Kemarin lusa, aku menemukan buku Kakilangit Sastra Pelajar di perpustakaan. Di tengah stereotip bahwa sastra dan membaca bukan kebiasaan remaja Indonesia, buku ini sedikit membuatku lega. Ternyata tidak semua remaja Indonesia hanya bisa merangkai kata-kata gombal murahan dan/atau menulis fan fiction anime atau artis Korea.
Puisi-puisi yang ditulis tidak kalah menariknya (setidaknya untukku) dengan karya-karya pujangga yang lebih senior seperti Sapardi, Sutardji, atau Alois. Tema-tema yang diangkat sangat luas, mulai dari Simfoni Mahler no. 9 sampai penyalahgunaan narkoba. Gaya menulisnya juga sangat tereksplorasi, jauh dari gaya bahasa status-status ababil di Facebook atau twit di Twitter yang begitu-begitu saja.
Tapi ternyata tidak sampai di situ, anak-anak Horison ini ini ternyata lebih mengerikan dari yang kuduga. Di bagian esai, ada tulisan yang memuat pembahasan filsafat kontinental yang jelas membuatku bingung. Bahkan Ir. Melani Budianta di bagian epilognya juga menyatakan kekaguman beliau atas karya-karya yang dimuat.

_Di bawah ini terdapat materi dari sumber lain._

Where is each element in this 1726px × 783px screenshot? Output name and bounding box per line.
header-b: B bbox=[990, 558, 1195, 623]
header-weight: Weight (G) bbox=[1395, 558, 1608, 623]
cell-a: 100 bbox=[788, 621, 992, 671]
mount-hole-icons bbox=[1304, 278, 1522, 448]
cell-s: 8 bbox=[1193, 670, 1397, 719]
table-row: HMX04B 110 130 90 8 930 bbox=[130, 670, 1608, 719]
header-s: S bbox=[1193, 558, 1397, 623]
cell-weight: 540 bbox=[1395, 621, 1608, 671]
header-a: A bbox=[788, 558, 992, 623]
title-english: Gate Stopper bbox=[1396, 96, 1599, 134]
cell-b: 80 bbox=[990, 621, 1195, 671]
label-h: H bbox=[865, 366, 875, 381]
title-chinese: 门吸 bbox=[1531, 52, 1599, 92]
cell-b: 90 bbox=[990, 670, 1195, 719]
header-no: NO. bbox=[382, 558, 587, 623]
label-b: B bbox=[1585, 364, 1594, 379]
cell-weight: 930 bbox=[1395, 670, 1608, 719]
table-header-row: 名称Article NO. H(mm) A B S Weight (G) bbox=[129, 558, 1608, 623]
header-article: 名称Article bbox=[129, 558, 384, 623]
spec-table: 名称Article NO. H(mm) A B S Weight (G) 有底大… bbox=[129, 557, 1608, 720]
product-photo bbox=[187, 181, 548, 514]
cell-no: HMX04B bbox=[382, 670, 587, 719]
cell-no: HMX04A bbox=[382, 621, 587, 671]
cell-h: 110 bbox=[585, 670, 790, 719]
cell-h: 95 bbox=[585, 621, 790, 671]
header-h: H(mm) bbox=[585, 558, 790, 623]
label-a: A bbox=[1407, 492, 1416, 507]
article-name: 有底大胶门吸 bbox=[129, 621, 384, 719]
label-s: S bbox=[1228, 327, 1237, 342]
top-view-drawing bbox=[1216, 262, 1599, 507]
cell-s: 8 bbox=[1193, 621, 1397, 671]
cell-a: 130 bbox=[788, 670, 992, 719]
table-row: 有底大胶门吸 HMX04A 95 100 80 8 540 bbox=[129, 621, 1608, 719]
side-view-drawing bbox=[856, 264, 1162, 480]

Kesimpulannya, faith in teenagers: restored.
______
Gambar diambil dari hasil penelusuran Google, sumber dari sini (sudah tidak valid).
iku taun piro an -_-
Cepet banget ngomennya.
Taun berapa apanya? Bukunya? Kayaknya masih belum terlalu lama deh. Ya seenggaknya kan masih ada relevan-relevannya dikit. 😕
setauku agak lama sih itu soale. jaman durung ono iPad :))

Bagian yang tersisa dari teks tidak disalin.